Родж перечитал текст еще и еще раз. Недоуменно потер виски.
- А ну-ка пошли, - и потащил Бри за собой к кабинету Стэнли.
- Вы же знаете, что в этих записях, да? – Родж швырнул пачку листов на стол и занял вызывающую позу. – Он поэтому сейчас умирает, да?
- У него СПИД, Роджер, - развел руками доктор. – Тут я бессилен.
- Но он же много лет прожил с ВИЧ на антиретровирусах. Он же хорошо себя чувствовал. Что могло вдруг пойти не так? – недоуменно пробормотал Бри.
- Эликсир! – закричал вдруг Родж. – Этот омолаживающий эликсир что-то с ним сделал! Я прав, да? – он схватил Стэнли за грудки, перегибаясь через стол, и интенсивно затряс его.
- Именно так, - Стэнли оттолкнул Роджера, поправил галстук и отодвинул кресло подальше к окну. – Перед процедурой мы не брали у вас анализы на ВИЧ. Посчитали эту меру избыточной для пожилых пациентов. За что и поплатились… Эликсир омолодил не только клетки организма, но и подавленные терапией, слабоактивные частицы вируса, подхлестнул его развитие, и тот снова воспрял, набрался сил и атаковал носителя во много раз интенсивнее, чем прежде. Сейчас Джону не поможет уже никакая терапия. Он приговорен.
- Выходит, это вы… вы убили его? – снова попытался напасть на доктора Роджер.
- Тейлор, да уймись ты, наконец, - оттащил его в сторону Бри. – Дики сам себя убил. Столько лет скрывал болезнь и продолжал скрывать, даже идя на такую опасную и непредсказуемую процедуру.
- Да нет, если бы мы только взяли анализ… но мы обычно не практикуем такое среди пожилых пациентов. Лишь в редких случаях и у тех, кто находится в группе риска. А Джон – тихий семьянин, не замеченный в грязных историях…
- ВИЧ же где угодно можно подцепить! В любом медицинском кабинете! – съязвил Родж.
- Сейчас это уже маловероятно, - покачал головой доктор. – По крайней мере, в развитых странах. Да и, признаться, я бы все равно продолжил начатое, даже если бы знал про ВИЧ. Это был бы интересный эксперимент с непредсказуемым исходом. Вполне можно было бы предположить, что эликсир, напротив, вылечил бы Джона. Кто мог знать, как все обернется? Вы первые мои пациенты, первые добровольцы…
- Первые подопытные, - закончил за него Бри. – С первыми жертвами. В этой ситуации у вас, доктор, есть всего одно оправдание: Джон знал, на что шел, и все равно не сказал вам ни слова и не отказался от манипуляций. Значит, и сам непрочь был рискнуть. Вполне в духе человека, которого любил Фредди. Пойдемте к нему, - и Бри распахнул дверь, приглашая остальных двоих последовать за ним.

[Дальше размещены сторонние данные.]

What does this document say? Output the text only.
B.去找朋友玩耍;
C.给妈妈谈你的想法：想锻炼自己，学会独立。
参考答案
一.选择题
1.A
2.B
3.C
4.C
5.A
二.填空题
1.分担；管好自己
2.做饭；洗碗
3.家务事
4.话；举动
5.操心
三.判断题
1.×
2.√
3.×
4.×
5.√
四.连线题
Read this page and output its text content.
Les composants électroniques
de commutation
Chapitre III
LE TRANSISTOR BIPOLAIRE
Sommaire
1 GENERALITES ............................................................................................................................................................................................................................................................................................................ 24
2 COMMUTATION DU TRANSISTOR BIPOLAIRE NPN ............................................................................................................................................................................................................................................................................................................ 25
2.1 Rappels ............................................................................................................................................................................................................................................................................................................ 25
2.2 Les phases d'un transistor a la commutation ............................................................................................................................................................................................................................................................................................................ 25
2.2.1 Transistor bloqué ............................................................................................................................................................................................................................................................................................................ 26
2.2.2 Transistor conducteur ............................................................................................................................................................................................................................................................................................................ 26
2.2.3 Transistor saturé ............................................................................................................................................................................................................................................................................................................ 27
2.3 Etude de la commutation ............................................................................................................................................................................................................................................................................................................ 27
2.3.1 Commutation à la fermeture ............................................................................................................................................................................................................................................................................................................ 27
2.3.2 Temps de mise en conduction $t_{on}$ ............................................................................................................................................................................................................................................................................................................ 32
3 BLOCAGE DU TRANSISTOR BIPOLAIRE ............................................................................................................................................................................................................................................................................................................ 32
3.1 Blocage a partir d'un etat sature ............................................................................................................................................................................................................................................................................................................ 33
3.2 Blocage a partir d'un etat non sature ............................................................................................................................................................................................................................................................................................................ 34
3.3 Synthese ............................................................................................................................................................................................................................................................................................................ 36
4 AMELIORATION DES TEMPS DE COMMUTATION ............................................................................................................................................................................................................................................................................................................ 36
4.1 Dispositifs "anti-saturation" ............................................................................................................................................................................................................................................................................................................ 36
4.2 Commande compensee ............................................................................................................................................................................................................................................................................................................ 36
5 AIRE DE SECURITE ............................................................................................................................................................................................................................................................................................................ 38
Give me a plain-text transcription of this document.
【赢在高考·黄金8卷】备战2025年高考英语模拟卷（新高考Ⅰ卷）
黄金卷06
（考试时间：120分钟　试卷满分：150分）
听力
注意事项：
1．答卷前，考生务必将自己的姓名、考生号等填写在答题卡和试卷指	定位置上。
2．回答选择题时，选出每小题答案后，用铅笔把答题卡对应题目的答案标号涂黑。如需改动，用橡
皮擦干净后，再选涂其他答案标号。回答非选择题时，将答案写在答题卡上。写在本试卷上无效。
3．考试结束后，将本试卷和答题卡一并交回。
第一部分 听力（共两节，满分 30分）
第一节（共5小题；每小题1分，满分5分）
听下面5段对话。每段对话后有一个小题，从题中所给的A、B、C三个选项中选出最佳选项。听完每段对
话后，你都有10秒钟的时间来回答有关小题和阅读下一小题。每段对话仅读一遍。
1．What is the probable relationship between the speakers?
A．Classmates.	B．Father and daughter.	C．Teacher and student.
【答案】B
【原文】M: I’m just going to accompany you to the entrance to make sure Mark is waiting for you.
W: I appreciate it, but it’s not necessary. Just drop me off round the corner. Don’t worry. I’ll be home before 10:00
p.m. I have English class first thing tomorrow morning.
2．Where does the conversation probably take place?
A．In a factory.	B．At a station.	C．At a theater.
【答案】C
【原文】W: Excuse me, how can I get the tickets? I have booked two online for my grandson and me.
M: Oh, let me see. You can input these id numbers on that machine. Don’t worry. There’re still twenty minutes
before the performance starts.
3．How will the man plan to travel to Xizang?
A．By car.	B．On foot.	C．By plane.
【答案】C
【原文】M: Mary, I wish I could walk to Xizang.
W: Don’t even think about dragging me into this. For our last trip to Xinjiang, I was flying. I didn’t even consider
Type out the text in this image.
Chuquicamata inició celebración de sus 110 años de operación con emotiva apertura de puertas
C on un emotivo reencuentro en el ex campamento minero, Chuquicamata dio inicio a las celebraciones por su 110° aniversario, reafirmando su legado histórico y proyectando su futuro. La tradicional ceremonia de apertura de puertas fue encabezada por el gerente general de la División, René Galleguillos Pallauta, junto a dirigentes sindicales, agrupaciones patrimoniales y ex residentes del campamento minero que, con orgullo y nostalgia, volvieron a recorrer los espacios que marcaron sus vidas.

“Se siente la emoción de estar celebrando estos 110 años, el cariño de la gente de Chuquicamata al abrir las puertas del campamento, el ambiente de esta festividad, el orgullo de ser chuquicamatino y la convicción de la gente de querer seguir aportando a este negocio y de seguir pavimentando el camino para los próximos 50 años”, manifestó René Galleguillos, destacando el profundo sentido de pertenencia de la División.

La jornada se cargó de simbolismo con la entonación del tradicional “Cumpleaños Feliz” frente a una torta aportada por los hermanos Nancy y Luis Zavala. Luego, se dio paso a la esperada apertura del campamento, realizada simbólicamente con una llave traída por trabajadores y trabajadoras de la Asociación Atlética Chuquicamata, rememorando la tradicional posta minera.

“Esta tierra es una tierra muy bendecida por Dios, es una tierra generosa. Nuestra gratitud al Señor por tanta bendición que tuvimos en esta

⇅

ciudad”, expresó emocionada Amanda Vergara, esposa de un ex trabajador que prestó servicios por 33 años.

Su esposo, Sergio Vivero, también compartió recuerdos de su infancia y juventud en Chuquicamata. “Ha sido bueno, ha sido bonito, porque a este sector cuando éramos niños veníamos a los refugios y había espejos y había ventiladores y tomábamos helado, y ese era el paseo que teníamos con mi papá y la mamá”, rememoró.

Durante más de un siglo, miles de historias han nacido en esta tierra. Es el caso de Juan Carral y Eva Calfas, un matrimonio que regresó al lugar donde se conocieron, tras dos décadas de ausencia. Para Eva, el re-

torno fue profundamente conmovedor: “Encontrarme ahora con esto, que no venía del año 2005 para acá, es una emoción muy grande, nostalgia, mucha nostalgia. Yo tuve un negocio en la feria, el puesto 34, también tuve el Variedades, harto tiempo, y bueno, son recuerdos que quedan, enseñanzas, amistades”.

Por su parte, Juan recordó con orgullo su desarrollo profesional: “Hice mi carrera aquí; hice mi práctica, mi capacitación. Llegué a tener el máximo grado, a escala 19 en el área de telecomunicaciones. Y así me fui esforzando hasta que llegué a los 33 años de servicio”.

Джон таял буквально на глазах. Бри на мгновение почудилось, будто и за те пару часов, что они с Роджем ездили домой за записями, он стал еще серее, еще прозрачнее, еще дальше от жизни и ближе к порогу. Впрочем, заслышав шум у двери, он все же медленно открыл глаза и сумел растянуть потрескавшиеся бескровные губы в некое подобие вялой улыбки. Бри тут же прижал к себе Роджа и закрыл ему рот ладонью, чтобы тот не вздумал начать предъявлять Джону претензии по поводу его многолетнего молчания.